What are your suggestions on the most powerful ways to combat researchers’ resistance to data sharing? How effective do you see the requirements now in place by the NIH and high-profile journals requiring data sharing as condition of funding? Do you believe more teeth should be put into these requirements and, if so, how?

I have published a paper in PLOS (http://www.ncbi.nlm.nih.gov/pmc/articles/PMC2739314/?tool=pmcentrez) showing that journal policies just saying “you have to make your data available if asked” have no teeth. The only way to overcome scientists’ reluctance would be for journals to refuse to publish research papers unless they could confirm that the raw data were available somewhere (e.g. a repository).

Are there other incentives you believe would enhance scientists’ acceptance of data sharing?
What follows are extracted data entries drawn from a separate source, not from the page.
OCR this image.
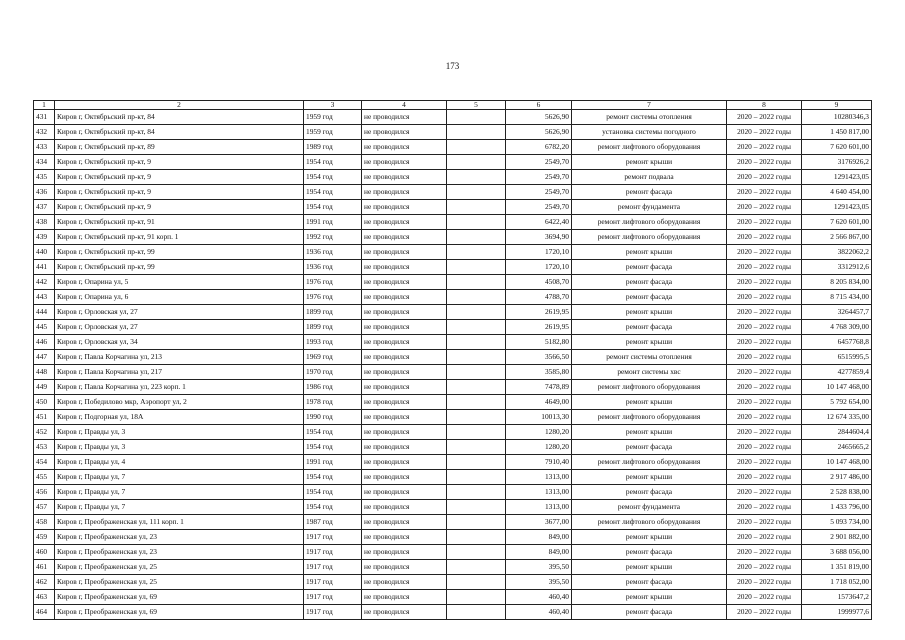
173
1	2	3	4	5	6	7	8	9
431	Киров г, Октябрьский пр-кт, 84	1959 год	не проводился		5626,90	ремонт системы отопления	2020 – 2022 годы	10280346,3
432	Киров г, Октябрьский пр-кт, 84	1959 год	не проводился		5626,90	установка системы погодного	2020 – 2022 годы	1 450 817,00
433	Киров г, Октябрьский пр-кт, 89	1989 год	не проводился		6782,20	ремонт лифтового оборудования	2020 – 2022 годы	7 620 601,00
434	Киров г, Октябрьский пр-кт, 9	1954 год	не проводился		2549,70	ремонт крыши	2020 – 2022 годы	3176926,2
435	Киров г, Октябрьский пр-кт, 9	1954 год	не проводился		2549,70	ремонт подвала	2020 – 2022 годы	1291423,05
436	Киров г, Октябрьский пр-кт, 9	1954 год	не проводился		2549,70	ремонт фасада	2020 – 2022 годы	4 640 454,00
437	Киров г, Октябрьский пр-кт, 9	1954 год	не проводился		2549,70	ремонт фундамента	2020 – 2022 годы	1291423,05
438	Киров г, Октябрьский пр-кт, 91	1991 год	не проводился		6422,40	ремонт лифтового оборудования	2020 – 2022 годы	7 620 601,00
439	Киров г, Октябрьский пр-кт, 91 корп. 1	1992 год	не проводился		3694,90	ремонт лифтового оборудования	2020 – 2022 годы	2 566 867,00
440	Киров г, Октябрьский пр-кт, 99	1936 год	не проводился		1720,10	ремонт крыши	2020 – 2022 годы	3822062,2
441	Киров г, Октябрьский пр-кт, 99	1936 год	не проводился		1720,10	ремонт фасада	2020 – 2022 годы	3312912,6
442	Киров г, Опарина ул, 5	1976 год	не проводился		4508,70	ремонт фасада	2020 – 2022 годы	8 205 834,00
443	Киров г, Опарина ул, 6	1976 год	не проводился		4788,70	ремонт фасада	2020 – 2022 годы	8 715 434,00
444	Киров г, Орловская ул, 27	1899 год	не проводился		2619,95	ремонт крыши	2020 – 2022 годы	3264457,7
445	Киров г, Орловская ул, 27	1899 год	не проводился		2619,95	ремонт фасада	2020 – 2022 годы	4 768 309,00
446	Киров г, Орловская ул, 34	1993 год	не проводился		5182,80	ремонт крыши	2020 – 2022 годы	6457768,8
447	Киров г, Павла Корчагина ул, 213	1969 год	не проводился		3566,50	ремонт системы отопления	2020 – 2022 годы	6515995,5
448	Киров г, Павла Корчагина ул, 217	1970 год	не проводился		3585,80	ремонт системы хвс	2020 – 2022 годы	4277859,4
449	Киров г, Павла Корчагина ул, 223 корп. 1	1986 год	не проводился		7478,89	ремонт лифтового оборудования	2020 – 2022 годы	10 147 468,00
450	Киров г, Победилово мкр, Аэропорт ул, 2	1978 год	не проводился		4649,00	ремонт крыши	2020 – 2022 годы	5 792 654,00
451	Киров г, Подгорная ул, 18А	1990 год	не проводился		10013,30	ремонт лифтового оборудования	2020 – 2022 годы	12 674 335,00
452	Киров г, Правды ул, 3	1954 год	не проводился		1280,20	ремонт крыши	2020 – 2022 годы	2844604,4
453	Киров г, Правды ул, 3	1954 год	не проводился		1280,20	ремонт фасада	2020 – 2022 годы	2465665,2
454	Киров г, Правды ул, 4	1991 год	не проводился		7910,40	ремонт лифтового оборудования	2020 – 2022 годы	10 147 468,00
455	Киров г, Правды ул, 7	1954 год	не проводился		1313,00	ремонт крыши	2020 – 2022 годы	2 917 486,00
456	Киров г, Правды ул, 7	1954 год	не проводился		1313,00	ремонт фасада	2020 – 2022 годы	2 528 838,00
457	Киров г, Правды ул, 7	1954 год	не проводился		1313,00	ремонт фундамента	2020 – 2022 годы	1 433 796,00
458	Киров г, Преображенская ул, 111 корп. 1	1987 год	не проводился		3677,00	ремонт лифтового оборудования	2020 – 2022 годы	5 093 734,00
459	Киров г, Преображенская ул, 23	1917 год	не проводился		849,00	ремонт крыши	2020 – 2022 годы	2 901 882,00
460	Киров г, Преображенская ул, 23	1917 год	не проводился		849,00	ремонт фасада	2020 – 2022 годы	3 688 056,00
461	Киров г, Преображенская ул, 25	1917 год	не проводился		395,50	ремонт крыши	2020 – 2022 годы	1 351 819,00
462	Киров г, Преображенская ул, 25	1917 год	не проводился		395,50	ремонт фасада	2020 – 2022 годы	1 718 052,00
463	Киров г, Преображенская ул, 69	1917 год	не проводился		460,40	ремонт крыши	2020 – 2022 годы	1573647,2
464	Киров г, Преображенская ул, 69	1917 год	не проводился		460,40	ремонт фасада	2020 – 2022 годы	1999977,6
First,embargos. For example, scientists should have to deposit data before submitting a paper, but they could opt to embargo the data for, say, a year or two. The data repository should be set up so that someone could check that the data were there (e.g. they could see one complete row of data and one complete column), but not be able to access the whole data set until the embargo was over. This would give scientists the first shot to exploit their data.

Second, guidelines like I published in Trials. For example, journals should refuse to publish re-analyses of raw data without an author of the original data being a co-author, or offered a right of reply. This would make scientists happy because they could debate what they might see as unfair analyses of their data; it would also improve their publication record.